The Acute Diffuse Nephritis of Scarlatina.

Most cases of scarlatina are complicated either by acute parenchymatous or diffuse nephritis. Some confusion has arisen from the attempt to describe scarlatinal nephritis as if it was one disease, while really there are two anatomical forms of nephritis which occur as complications of scarlatina. When we try to fix the time during the course of scarlatina when the kidney lesions are developed, we meet with the same difficulty—that statistics have been compiled on the supposition that there is only one form of scarlatinal nephritis. If we take all the cases together, we find that kidney symptoms may be developed from the very first day of scarlet fever to the end of the ninth week—that the largest number of cases develop symptoms on the fourteenth day, the next largest on the twenty-first day, and next to this on the seventh day (Tripe). It seems probable that parenchymatous nephritis belongs to the first weeks of the disease, diffuse nephritis to the later weeks.

SYMPTOMS.—The urine is diminished in amount, and may be suppressed. Its specific gravity is low, its color is bloody or smoky; it contains blood, large amounts of albumen, and numerous hyaline, granular, and epithelial casts.

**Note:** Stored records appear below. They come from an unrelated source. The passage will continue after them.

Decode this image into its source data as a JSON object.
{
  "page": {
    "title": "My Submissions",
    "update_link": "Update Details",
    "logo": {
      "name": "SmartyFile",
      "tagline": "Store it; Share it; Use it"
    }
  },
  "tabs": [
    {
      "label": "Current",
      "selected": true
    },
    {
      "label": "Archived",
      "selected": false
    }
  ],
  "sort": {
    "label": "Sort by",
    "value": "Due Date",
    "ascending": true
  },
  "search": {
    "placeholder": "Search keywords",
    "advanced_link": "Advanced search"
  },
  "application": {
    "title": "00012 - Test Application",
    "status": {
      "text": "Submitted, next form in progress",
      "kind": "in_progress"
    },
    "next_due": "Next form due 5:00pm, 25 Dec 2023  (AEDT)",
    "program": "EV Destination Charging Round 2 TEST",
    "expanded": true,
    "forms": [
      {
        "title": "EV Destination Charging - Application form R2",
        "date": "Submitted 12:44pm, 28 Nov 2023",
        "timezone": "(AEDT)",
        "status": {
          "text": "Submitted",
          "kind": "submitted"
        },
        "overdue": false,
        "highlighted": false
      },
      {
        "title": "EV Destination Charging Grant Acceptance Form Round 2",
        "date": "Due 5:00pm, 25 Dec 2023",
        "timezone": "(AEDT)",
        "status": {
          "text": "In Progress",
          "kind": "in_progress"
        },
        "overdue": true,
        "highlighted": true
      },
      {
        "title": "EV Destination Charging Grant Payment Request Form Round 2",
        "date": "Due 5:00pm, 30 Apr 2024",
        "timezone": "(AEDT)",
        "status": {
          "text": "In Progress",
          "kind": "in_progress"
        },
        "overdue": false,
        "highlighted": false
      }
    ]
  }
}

The patients lose their appetites, and suffer from nausea and occasional vomiting. There is a febrile movement, usually not very severe, pain in the back and limbs. They become unnaturally peevish and irritable and complain of headache, the irritability alternating with drowsiness. In the more severe cases delirium, convulsions, and coma are developed. The color of the patients is changed, the skin and mucous membranes becoming pale. Dropsy is developed—sometimes only a little puffiness of the face, hands, or feet, sometimes general anasarca. Synovitis and muscular rheumatism are frequent complications, while pericarditis, pleurisy, and pneumonia occur less often.

The disease runs its course within a moderate length of time, although the changes in the urine often persist long after all the other symptoms have disappeared. The ordinary cases recover after from one to three weeks; the very bad cases die at the end of a few days. In a few cases the symptoms continue and the patient develops chronic diffuse nephritis.

PROGNOSIS.—The prognosis is quite good. The larger number of the cases recover completely. In the more severe cases, however, the patients may die with cerebral symptoms, or all the symptoms will continue and the patient die after several weeks.

TREATMENT.—The indications for treatment are the same as in the idiopathic form of acute diffuse nephritis.

Chronic Diffuse Nephritis.

This is the most common and the most important form of kidney disease. It has been described under a variety of names—chronic Bright's disease, croupous, catarrhal, interstitial, tubal, and parenchymatous nephritis; fatty, granular, atrophied, cirrhotic, and large white kidney.

Although all patients with chronic diffuse nephritis suffer from essentially the same symptoms, yet there is a good deal of difference as to the way in which these symptoms are developed and as to the predominance of some symptoms over others. Although the minute lesions of the kidneys are essentially the same in all cases, yet the gross appearance varies a good deal. There is, therefore, a practical convenience in distinguishing certain varieties of chronic diffuse nephritis. Of late years, however, the tendency to do this has been carried very far, especially as regards the atrophic form of chronic diffuse nephritis. Writers speak as if there were only two forms of chronic diffuse nephritis—the large white kidneys and the atrophied kidneys—and as if each of these had a distinct clinical history. More than this, the changes in the blood-vessels and in the circulation which so often complicate chronic Bright's disease have attracted so much attention that the arterial changes have been regarded as the most important part of the disease, so that we even hear of Bright's disease without any lesion of the kidneys. It is also customary to describe separately those kidneys of which the arteries have undergone waxy infiltrations.